Since this is a Mobius transformation i know that it must map a circle, but which I am not sure, and how to find the equation either. I obviously know that $$z=\frac{w+2i}{2iw-1}$$
$$w=\frac{z+2i}{2iz-1}, |w|=1$$
$$\implies \left|\frac{z+2i}{2iz-1}\right|^2=1 \implies |z+2i|^2=|2iz-1|^2$$
$$\overset{|z|^2=zz^*}{\implies} |z|^2+2iz^*-2iz+4=4|z|^2-2iz+2iz^*+1$$
$$\implies 3=3|z|^2 \implies |z|^2=1$$
So, the preimage of the unit circle under this map is, in fact, the unit circle, i.e. $w=w(z)$ preserves the unit circle.
Let $$f(z) = w=\frac{z+2i}{2iz-1}; \quad f^{-1}(w) = z=\frac{w+2i}{2iw-1}.$$
Here's one approach. You mentioned that you know Möbius transformations send the set of all circles and lines to itself. So, letting $U = \{w : |w| = 1\}$, you know that $f^{-1}(U)$ is either a line or a circle. You just need to figure out which of the two it is.
It is easy to tell the two apart: $3$ points on a line are collinear; $3$ points on a circle are not. Thus, we pick $3$ points $1, i, -i \in U$ and compute:
\begin{align*} f^{-1}(1) &= [\text{compute me}] \\[7pt] f^{-1}(i) &= \frac{i+2i}{-2 - 1} = -i \\[7pt] f^{-1}(-i) &= \frac{-i + 2i}{2 - 1} = i \end{align*}
Now it is clear that $f^{-1}(U)$ is a (line/circle), and moreover, it is the (line/circle) ...

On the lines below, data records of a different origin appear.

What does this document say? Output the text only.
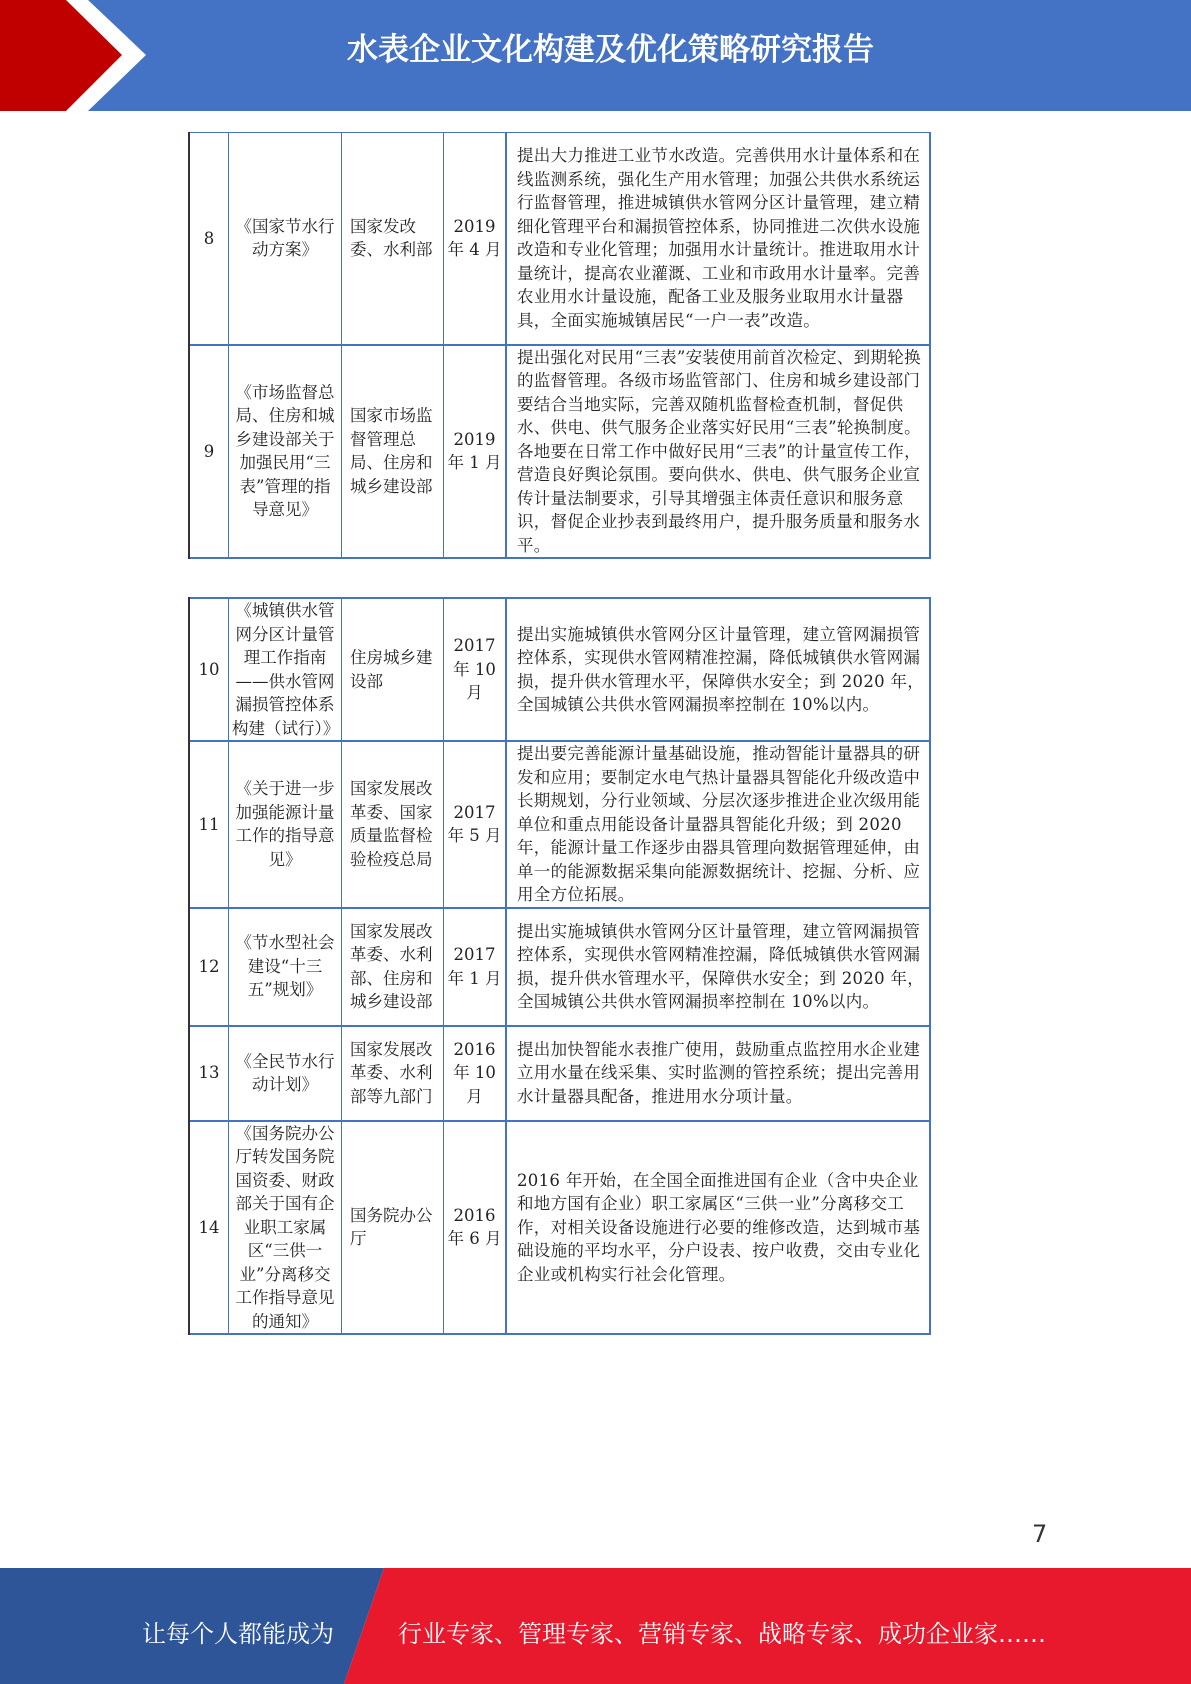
水表企业文化构建及优化策略研究报告
8	《国家节水行动方案》	国家发改委、水利部	2019 年 4 月	提出大力推进工业节水改造。完善供用水计量体系和在线监测系统，强化生产用水管理；加强公共供水系统运行监督管理，推进城镇供水管网分区计量管理，建立精细化管理平台和漏损管控体系，协同推进二次供水设施改造和专业化管理；加强用水计量统计。推进取用水计量统计，提高农业灌溉、工业和市政用水计量率。完善农业用水计量设施，配备工业及服务业取用水计量器具，全面实施城镇居民“一户一表”改造。
9	《市场监督总局、住房和城乡建设部关于加强民用“三表”管理的指导意见》	国家市场监督管理总局、住房和城乡建设部	2019 年 1 月	提出强化对民用“三表”安装使用前首次检定、到期轮换的监督管理。各级市场监管部门、住房和城乡建设部门要结合当地实际，完善双随机监督检查机制，督促供水、供电、供气服务企业落实好民用“三表”轮换制度。各地要在日常工作中做好民用“三表”的计量宣传工作，营造良好舆论氛围。要向供水、供电、供气服务企业宣传计量法制要求，引导其增强主体责任意识和服务意识，督促企业抄表到最终用户，提升服务质量和服务水平。
10	《城镇供水管网分区计量管理工作指南——供水管网漏损管控体系构建（试行）》	住房城乡建设部	2017 年 10 月	提出实施城镇供水管网分区计量管理，建立管网漏损管控体系，实现供水管网精准控漏，降低城镇供水管网漏损，提升供水管理水平，保障供水安全；到 2020 年，全国城镇公共供水管网漏损率控制在 10%以内。
11	《关于进一步加强能源计量工作的指导意见》	国家发展改革委、国家质量监督检验检疫总局	2017 年 5 月	提出要完善能源计量基础设施，推动智能计量器具的研发和应用；要制定水电气热计量器具智能化升级改造中长期规划，分行业领域、分层次逐步推进企业次级用能单位和重点用能设备计量器具智能化升级；到 2020 年，能源计量工作逐步由器具管理向数据管理延伸，由单一的能源数据采集向能源数据统计、挖掘、分析、应用全方位拓展。
12	《节水型社会建设“十三五”规划》	国家发展改革委、水利部、住房和城乡建设部	2017 年 1 月	提出实施城镇供水管网分区计量管理，建立管网漏损管控体系，实现供水管网精准控漏，降低城镇供水管网漏损，提升供水管理水平，保障供水安全；到 2020 年，全国城镇公共供水管网漏损率控制在 10%以内。
13	《全民节水行动计划》	国家发展改革委、水利部等九部门	2016 年 10 月	提出加快智能水表推广使用，鼓励重点监控用水企业建立用水量在线采集、实时监测的管控系统；提出完善用水计量器具配备，推进用水分项计量。
14	《国务院办公厅转发国务院国资委、财政部关于国有企业职工家属区“三供一业”分离移交工作指导意见的通知》	国务院办公厅	2016 年 6 月	2016 年开始，在全国全面推进国有企业（含中央企业和地方国有企业）职工家属区“三供一业”分离移交工作，对相关设备设施进行必要的维修改造，达到城市基础设施的平均水平，分户设表、按户收费，交由专业化企业或机构实行社会化管理。
7
让每个人都能成为	行业专家、管理专家、营销专家、战略专家、成功企业家……
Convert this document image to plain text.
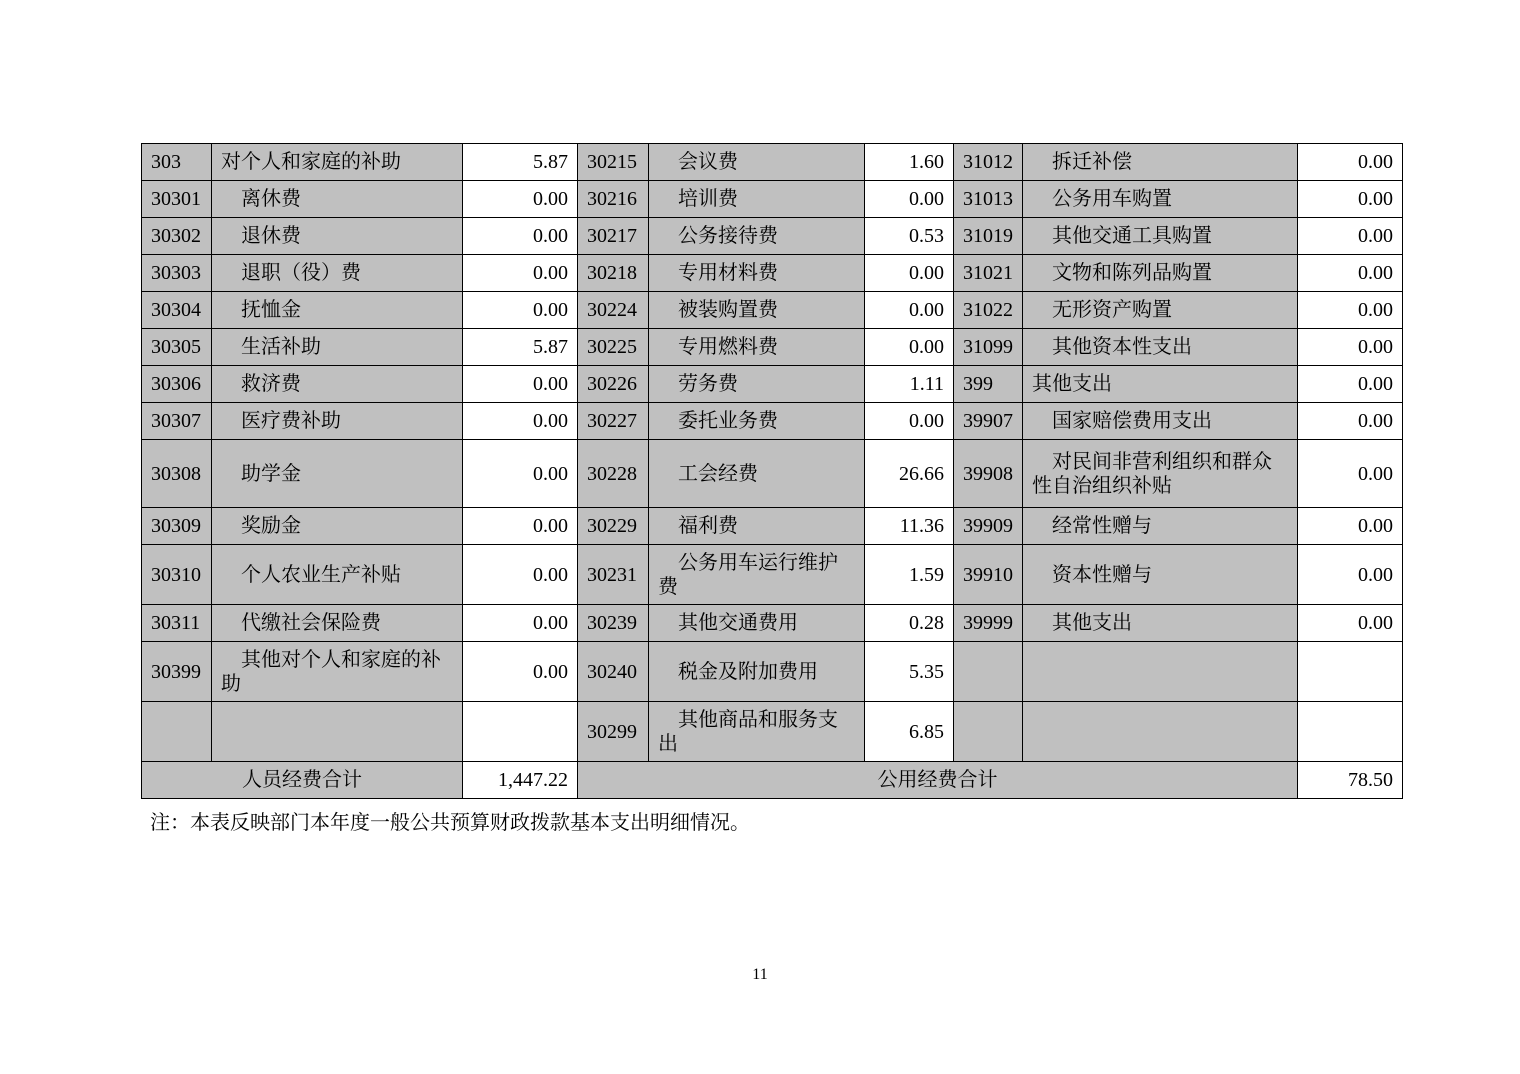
303	对个人和家庭的补助	5.87	30215	会议费	1.60	31012	拆迁补偿	0.00
30301	离休费	0.00	30216	培训费	0.00	31013	公务用车购置	0.00
30302	退休费	0.00	30217	公务接待费	0.53	31019	其他交通工具购置	0.00
30303	退职（役）费	0.00	30218	专用材料费	0.00	31021	文物和陈列品购置	0.00
30304	抚恤金	0.00	30224	被装购置费	0.00	31022	无形资产购置	0.00
30305	生活补助	5.87	30225	专用燃料费	0.00	31099	其他资本性支出	0.00
30306	救济费	0.00	30226	劳务费	1.11	399	其他支出	0.00
30307	医疗费补助	0.00	30227	委托业务费	0.00	39907	国家赔偿费用支出	0.00
30308	助学金	0.00	30228	工会经费	26.66	39908	对民间非营利组织和群众性自治组织补贴	0.00
30309	奖励金	0.00	30229	福利费	11.36	39909	经常性赠与	0.00
30310	个人农业生产补贴	0.00	30231	公务用车运行维护费	1.59	39910	资本性赠与	0.00
30311	代缴社会保险费	0.00	30239	其他交通费用	0.28	39999	其他支出	0.00
30399	其他对个人和家庭的补助	0.00	30240	税金及附加费用	5.35			
			30299	其他商品和服务支出	6.85			
人员经费合计		1,447.22	公用经费合计					78.50
注：本表反映部门本年度一般公共预算财政拨款基本支出明细情况。
11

In this problem, many stars aligned. In general, it won't be as nice to figure out what circle we're dealing with (lines are always nice). But it's a general fact that there's a unique circle through any $3$ non collinear points. It is a good exercise to find the center and radius for a circle going through $3$ non collinear points, or at least see why there is a unique such circle (draw a picture! Consider the perpendicular bisectors of line segments joining two pairs of points).